Background. For the most part, previous research on costs of cancer care has focused on the formal medical care costs. Research on home care for patients with cancer has emphasized direct care costs (expenditures). Among indirect costs, only loss of income to family members has been studied. However, a major component of indirect costs, the family labor expended to care for the patient with cancer, needs to be included for a more realistic appreciation of home care costs.
Methods. The costs of family labor are estimated by imputing monetary values for the time spent caring for the patient with cancer. The assigned monetary cost either is equated with income losses of the helper in question or is based on a putative market value of the expended labor time. In addition, out-of-pocket expenditures examined in this study cover all cancer care-related expenses for which the patient was not reimbursed by third parties. Data were obtained from a convenience sample of 192 patients with cancer and their families in lower Michigan.

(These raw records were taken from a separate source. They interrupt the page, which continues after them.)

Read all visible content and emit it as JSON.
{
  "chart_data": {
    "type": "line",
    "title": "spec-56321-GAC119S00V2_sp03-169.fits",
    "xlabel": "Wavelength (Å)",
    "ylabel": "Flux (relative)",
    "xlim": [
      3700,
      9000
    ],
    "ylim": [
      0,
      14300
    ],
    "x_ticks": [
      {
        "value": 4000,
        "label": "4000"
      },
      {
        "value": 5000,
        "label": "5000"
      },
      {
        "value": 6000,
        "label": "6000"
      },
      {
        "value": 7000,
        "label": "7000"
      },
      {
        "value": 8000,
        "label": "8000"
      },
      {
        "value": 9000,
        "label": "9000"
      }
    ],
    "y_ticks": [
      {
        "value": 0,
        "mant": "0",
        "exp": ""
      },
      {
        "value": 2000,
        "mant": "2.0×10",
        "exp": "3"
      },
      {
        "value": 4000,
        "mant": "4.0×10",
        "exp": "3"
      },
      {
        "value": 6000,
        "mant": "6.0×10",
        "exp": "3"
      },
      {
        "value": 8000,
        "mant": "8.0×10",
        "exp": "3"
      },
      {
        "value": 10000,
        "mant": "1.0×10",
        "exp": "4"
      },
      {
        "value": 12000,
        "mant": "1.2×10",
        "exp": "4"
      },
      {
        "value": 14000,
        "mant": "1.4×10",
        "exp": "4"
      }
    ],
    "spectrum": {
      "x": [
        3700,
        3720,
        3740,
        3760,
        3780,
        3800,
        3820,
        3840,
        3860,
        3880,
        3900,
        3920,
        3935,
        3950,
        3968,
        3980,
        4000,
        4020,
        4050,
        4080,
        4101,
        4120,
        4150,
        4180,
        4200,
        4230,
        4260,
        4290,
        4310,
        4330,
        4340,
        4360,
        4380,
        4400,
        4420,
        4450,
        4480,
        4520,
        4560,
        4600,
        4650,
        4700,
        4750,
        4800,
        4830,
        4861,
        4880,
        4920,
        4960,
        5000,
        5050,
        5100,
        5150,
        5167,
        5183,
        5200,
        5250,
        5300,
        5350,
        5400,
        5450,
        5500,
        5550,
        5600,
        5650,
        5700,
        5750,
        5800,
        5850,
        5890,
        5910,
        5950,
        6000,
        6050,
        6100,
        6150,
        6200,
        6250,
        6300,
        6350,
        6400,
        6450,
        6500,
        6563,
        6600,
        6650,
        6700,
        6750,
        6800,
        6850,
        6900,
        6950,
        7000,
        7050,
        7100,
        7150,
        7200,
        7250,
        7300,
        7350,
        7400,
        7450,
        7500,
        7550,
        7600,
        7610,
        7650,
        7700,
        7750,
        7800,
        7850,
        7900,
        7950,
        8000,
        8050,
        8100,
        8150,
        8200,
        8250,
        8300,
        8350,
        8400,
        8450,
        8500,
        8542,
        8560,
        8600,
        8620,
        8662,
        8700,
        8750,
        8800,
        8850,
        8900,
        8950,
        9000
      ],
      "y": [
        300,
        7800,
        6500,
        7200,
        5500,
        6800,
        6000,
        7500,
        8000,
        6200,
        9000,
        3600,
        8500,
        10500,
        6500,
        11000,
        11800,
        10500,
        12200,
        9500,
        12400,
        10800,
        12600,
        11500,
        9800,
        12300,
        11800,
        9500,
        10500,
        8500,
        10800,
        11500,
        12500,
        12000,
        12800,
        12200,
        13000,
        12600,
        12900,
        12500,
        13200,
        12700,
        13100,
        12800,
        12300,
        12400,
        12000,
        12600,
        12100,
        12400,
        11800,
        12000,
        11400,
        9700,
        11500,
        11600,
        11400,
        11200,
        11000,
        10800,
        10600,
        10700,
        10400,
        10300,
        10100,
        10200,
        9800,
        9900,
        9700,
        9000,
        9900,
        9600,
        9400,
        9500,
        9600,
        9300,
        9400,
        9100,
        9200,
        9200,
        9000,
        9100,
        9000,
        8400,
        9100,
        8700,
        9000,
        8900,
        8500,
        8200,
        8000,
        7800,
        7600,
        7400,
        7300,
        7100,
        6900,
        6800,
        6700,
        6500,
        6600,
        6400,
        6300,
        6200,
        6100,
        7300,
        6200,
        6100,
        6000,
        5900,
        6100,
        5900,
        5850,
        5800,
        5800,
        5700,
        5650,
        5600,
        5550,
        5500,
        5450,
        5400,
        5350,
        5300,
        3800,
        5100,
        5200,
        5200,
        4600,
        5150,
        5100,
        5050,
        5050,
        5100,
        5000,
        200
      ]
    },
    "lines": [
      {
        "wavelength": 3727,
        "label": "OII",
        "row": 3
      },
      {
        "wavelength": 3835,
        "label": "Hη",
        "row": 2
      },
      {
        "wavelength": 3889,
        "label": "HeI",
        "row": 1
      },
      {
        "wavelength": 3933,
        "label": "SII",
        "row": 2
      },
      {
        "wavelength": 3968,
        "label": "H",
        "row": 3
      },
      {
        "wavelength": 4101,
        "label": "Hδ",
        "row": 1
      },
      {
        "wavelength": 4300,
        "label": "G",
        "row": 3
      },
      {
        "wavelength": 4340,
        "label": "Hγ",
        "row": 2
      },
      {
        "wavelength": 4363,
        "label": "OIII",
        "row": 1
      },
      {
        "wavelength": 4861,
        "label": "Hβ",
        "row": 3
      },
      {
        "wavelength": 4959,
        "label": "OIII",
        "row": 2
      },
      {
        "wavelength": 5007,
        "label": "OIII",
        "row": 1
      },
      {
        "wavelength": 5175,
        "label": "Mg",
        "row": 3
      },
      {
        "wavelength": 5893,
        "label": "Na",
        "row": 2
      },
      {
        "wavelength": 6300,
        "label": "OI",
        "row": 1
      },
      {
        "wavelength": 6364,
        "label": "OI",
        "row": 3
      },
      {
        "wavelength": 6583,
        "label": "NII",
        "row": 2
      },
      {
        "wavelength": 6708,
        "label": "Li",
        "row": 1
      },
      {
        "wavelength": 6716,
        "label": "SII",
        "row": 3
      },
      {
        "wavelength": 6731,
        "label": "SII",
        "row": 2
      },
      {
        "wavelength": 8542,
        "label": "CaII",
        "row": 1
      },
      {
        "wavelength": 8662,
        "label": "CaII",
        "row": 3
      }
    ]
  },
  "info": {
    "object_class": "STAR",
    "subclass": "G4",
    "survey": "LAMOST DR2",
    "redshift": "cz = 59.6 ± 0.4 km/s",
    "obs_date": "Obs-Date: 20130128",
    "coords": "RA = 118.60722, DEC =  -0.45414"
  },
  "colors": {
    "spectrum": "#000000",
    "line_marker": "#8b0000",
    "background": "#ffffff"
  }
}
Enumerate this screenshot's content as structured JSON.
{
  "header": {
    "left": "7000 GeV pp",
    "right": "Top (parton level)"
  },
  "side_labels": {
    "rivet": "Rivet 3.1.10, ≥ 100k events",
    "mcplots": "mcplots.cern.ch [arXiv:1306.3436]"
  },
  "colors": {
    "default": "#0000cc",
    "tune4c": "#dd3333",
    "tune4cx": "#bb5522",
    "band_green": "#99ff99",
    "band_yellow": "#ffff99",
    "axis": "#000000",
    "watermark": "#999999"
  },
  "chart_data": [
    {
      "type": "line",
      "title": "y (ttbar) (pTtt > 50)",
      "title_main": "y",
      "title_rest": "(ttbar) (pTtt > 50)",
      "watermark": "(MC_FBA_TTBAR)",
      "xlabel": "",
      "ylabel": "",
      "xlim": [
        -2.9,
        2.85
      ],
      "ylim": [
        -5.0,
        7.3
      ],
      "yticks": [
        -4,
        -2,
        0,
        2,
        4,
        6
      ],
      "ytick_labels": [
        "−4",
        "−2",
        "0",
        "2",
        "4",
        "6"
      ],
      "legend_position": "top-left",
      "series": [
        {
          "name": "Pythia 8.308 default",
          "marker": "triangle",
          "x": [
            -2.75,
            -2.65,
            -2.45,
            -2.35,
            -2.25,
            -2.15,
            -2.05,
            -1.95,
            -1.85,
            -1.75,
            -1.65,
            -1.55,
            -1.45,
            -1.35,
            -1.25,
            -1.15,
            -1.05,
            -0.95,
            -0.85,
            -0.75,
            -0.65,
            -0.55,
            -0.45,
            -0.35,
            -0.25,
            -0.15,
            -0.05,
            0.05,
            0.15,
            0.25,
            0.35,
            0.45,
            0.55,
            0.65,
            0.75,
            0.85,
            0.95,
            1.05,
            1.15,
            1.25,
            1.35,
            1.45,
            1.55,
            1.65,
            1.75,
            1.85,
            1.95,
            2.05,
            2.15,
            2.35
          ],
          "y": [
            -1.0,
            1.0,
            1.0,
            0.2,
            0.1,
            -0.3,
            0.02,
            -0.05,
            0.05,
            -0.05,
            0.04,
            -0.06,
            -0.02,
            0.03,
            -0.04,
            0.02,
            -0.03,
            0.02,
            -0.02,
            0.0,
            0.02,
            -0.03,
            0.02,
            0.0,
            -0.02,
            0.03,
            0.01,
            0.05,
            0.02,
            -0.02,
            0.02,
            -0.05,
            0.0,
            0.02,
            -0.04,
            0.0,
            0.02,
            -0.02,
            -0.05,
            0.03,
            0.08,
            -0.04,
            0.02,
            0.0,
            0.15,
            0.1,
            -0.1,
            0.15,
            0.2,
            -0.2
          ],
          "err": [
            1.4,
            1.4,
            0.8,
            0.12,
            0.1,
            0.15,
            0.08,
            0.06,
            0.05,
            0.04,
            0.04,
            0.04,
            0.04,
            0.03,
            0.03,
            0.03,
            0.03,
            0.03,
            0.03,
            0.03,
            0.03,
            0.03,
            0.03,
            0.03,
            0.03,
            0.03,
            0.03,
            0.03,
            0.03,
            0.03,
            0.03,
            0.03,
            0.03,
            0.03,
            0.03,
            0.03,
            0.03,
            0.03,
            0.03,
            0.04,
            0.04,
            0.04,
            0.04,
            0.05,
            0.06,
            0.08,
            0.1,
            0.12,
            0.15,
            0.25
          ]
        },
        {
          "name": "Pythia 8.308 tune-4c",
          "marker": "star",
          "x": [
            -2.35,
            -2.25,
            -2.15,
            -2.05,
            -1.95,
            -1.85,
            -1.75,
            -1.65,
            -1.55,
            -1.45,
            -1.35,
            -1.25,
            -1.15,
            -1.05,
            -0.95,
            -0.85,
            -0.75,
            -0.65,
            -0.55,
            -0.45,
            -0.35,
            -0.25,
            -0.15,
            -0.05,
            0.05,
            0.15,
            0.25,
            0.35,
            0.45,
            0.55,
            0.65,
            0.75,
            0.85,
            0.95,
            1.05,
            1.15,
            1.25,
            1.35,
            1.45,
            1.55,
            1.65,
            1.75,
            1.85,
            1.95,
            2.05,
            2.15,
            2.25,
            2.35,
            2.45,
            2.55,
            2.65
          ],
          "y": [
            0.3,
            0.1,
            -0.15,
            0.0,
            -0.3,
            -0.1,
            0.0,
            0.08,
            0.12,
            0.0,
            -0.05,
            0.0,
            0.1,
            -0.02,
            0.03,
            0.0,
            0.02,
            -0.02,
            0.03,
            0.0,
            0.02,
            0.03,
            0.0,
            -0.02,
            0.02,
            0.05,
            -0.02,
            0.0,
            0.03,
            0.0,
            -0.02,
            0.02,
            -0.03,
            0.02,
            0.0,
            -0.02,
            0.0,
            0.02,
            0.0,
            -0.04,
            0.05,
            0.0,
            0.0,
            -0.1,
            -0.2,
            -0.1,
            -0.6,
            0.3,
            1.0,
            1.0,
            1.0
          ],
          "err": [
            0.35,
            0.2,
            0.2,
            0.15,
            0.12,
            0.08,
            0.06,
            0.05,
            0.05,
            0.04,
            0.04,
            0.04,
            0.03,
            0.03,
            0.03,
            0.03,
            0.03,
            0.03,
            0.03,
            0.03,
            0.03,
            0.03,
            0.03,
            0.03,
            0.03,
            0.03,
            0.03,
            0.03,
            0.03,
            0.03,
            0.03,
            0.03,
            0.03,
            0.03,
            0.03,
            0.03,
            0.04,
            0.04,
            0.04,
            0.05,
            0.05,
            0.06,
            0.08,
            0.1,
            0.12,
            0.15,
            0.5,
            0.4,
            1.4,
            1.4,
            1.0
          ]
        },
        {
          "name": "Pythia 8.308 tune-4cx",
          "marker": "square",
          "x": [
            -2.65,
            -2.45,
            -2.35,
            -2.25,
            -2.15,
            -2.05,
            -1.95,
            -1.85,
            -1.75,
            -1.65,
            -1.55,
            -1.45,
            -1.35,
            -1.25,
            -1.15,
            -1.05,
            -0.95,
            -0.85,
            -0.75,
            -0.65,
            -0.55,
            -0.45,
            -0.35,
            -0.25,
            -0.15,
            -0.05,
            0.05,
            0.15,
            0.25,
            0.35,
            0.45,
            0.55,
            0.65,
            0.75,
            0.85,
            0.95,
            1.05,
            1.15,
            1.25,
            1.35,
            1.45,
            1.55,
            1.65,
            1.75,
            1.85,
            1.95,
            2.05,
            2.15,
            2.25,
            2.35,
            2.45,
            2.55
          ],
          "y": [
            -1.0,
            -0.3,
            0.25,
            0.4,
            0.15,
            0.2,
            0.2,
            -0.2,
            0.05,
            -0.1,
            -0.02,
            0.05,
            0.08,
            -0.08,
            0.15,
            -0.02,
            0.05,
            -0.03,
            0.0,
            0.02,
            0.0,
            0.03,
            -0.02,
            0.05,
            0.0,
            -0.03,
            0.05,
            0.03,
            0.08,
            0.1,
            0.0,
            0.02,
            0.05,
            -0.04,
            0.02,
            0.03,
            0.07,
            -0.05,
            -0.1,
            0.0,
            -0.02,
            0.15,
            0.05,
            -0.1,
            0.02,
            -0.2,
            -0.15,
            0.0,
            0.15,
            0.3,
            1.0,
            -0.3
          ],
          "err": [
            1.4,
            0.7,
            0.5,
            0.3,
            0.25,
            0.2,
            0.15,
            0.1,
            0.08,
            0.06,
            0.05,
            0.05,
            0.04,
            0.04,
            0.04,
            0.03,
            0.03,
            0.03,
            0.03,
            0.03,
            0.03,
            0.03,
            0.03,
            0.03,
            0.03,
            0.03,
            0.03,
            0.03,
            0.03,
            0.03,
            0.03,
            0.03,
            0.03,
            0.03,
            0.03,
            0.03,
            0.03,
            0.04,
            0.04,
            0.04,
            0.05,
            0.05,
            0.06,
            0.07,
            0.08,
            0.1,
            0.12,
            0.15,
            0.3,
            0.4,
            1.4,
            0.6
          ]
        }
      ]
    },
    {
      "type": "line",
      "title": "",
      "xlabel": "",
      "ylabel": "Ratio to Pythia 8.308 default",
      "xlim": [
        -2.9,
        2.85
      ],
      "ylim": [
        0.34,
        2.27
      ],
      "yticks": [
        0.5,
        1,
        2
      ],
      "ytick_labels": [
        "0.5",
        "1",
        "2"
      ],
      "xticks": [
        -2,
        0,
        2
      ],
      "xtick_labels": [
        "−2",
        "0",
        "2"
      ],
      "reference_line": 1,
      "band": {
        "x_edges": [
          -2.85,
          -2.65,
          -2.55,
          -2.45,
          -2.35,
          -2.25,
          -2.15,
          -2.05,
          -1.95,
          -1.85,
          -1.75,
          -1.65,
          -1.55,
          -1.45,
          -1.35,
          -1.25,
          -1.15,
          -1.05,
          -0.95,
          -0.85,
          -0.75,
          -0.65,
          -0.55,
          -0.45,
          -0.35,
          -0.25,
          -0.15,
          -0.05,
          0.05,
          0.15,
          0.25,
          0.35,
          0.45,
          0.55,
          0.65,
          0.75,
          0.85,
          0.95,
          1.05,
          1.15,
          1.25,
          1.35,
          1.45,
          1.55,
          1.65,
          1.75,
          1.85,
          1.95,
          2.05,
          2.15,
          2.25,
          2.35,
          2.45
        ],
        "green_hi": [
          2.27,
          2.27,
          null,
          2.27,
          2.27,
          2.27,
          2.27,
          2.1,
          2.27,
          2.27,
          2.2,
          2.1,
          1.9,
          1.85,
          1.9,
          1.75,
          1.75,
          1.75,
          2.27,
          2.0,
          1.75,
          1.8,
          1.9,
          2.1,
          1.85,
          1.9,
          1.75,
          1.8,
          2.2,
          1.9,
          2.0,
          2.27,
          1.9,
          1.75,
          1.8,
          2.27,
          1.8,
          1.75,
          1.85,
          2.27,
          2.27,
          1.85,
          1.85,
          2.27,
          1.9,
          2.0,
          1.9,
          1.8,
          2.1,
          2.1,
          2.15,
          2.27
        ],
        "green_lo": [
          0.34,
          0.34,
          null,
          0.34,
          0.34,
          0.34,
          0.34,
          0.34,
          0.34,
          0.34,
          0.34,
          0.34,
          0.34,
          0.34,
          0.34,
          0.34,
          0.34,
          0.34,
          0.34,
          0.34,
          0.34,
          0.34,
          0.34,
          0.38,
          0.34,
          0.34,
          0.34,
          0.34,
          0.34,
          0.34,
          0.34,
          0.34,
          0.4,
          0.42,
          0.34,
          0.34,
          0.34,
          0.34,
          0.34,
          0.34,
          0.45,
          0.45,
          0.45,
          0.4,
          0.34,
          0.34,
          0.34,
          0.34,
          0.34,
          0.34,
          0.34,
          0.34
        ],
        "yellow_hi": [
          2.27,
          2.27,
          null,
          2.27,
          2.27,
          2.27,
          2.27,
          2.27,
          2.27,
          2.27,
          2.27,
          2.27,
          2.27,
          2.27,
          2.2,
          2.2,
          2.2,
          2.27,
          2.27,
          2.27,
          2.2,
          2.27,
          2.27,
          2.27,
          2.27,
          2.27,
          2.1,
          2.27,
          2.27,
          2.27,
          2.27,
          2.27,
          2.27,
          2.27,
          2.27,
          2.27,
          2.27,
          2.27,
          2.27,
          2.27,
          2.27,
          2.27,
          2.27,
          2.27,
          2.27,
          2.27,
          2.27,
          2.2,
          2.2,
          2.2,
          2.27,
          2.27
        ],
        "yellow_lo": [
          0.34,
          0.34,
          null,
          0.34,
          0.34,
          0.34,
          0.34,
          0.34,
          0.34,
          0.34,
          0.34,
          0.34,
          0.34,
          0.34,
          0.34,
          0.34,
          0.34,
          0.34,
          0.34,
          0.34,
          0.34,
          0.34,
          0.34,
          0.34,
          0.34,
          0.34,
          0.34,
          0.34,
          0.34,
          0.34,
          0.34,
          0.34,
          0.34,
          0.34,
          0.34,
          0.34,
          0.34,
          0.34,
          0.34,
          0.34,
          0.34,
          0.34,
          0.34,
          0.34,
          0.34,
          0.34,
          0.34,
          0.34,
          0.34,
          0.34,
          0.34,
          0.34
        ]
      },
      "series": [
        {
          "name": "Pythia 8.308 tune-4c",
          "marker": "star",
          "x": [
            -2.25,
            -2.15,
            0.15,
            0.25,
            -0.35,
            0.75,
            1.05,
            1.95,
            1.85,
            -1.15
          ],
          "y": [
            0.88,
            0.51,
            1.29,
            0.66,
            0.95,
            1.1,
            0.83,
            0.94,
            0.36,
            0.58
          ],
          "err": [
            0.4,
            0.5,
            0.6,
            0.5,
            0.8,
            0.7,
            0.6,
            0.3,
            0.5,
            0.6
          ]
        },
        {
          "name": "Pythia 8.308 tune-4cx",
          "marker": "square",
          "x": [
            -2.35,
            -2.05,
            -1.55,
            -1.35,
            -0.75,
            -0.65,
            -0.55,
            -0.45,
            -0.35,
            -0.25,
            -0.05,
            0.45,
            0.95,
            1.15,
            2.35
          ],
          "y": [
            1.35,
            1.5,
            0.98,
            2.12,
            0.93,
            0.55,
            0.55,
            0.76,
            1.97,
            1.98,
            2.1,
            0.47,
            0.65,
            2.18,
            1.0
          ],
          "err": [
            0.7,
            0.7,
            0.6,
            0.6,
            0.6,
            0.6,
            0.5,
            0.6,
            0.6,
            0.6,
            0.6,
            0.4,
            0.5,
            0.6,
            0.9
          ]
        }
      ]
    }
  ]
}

Results. When family labor is included in the cost calculations, average cancer home care costs for a 3-month period ($4563) are not much lower than the costs of nursing home care. The substantial variation in home care costs (standard deviation [SD] = $4313) appears to be unrelated to the type of cancer diagnosis, type of treatment, or time since diagnosis but seems to be driven by the functional status of the patient and the family living arrangements.
Conclusions. Outpatient care for patients with cancer coupled with greater reliance on home care appear to be economically attractive because costs to families usually are underestimated.